HOUSTON COURT OF APPEALS REVERSES INSURANCE CODE, CONTRACT JUDGMENT IN FAVOR OF INSUREDS WHO FAILED TO RENEW POLICY
The First Court of Appeals in Houston recently reversed a $40,000 judgment in favor of two homeowners who did not renew their policy prior to a fire that damaged their residence. In Texas Farm Bureau Underwriters et al v. Douglas Rasmussen and Kathy Rasmussen, No. 01-12-00992-CV (Tex. App.—Houston [1st Dist.] July 11, 2013), the plaintiffs had contended that their policy should have renewed automatically because they allegedly did not receive a renewal notice in the mail.

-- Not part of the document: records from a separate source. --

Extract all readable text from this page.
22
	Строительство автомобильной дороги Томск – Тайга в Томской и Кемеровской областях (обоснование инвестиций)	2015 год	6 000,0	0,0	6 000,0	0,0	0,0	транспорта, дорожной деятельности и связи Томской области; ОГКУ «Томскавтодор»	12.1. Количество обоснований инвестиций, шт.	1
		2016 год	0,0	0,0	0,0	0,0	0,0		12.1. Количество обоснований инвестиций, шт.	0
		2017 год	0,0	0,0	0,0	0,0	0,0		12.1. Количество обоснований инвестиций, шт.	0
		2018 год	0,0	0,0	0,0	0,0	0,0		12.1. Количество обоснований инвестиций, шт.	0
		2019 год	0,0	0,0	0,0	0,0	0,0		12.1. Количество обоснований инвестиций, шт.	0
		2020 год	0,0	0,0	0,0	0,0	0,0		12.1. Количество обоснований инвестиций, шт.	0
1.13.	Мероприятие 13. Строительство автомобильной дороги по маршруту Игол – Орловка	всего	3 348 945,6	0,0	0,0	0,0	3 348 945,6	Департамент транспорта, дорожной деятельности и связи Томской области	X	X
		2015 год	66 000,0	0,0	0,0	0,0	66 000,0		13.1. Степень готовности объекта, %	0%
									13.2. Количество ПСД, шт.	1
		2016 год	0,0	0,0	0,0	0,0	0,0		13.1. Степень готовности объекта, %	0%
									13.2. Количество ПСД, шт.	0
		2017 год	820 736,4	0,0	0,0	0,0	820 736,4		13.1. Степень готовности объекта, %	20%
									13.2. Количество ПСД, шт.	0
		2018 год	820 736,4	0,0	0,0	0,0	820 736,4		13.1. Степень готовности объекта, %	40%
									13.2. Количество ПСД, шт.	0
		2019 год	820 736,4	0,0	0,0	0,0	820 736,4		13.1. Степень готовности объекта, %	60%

The jury agreed, finding that there was a policy in place at the time of the fire, that Texas Farm Bureau breached the policy, and that Texas Farm Bureau made false or misleading statements in violation of the insurance code.
The court of appeals found legally insufficient evidence for all of the jury’s finding, and rendered judgment for Texas Farm Bureau. There was no automatic renewal, the court said, because the plaintiffs never asked that the policy be renewed and never paid the premium. The fact that the plaintiffs claimed that they never received renewal notice was not relevant, however, because an insurer has no duty to inform its insured about a delinquent premium. The plaintiffs’ insurance code claims also failed, because first, there was no policy to support an unfair claims settlement cause of action, and second, the false statements purportedly made by the plaintiffs’ agent were unrelated to the circumstances of the plaintiff’s claim.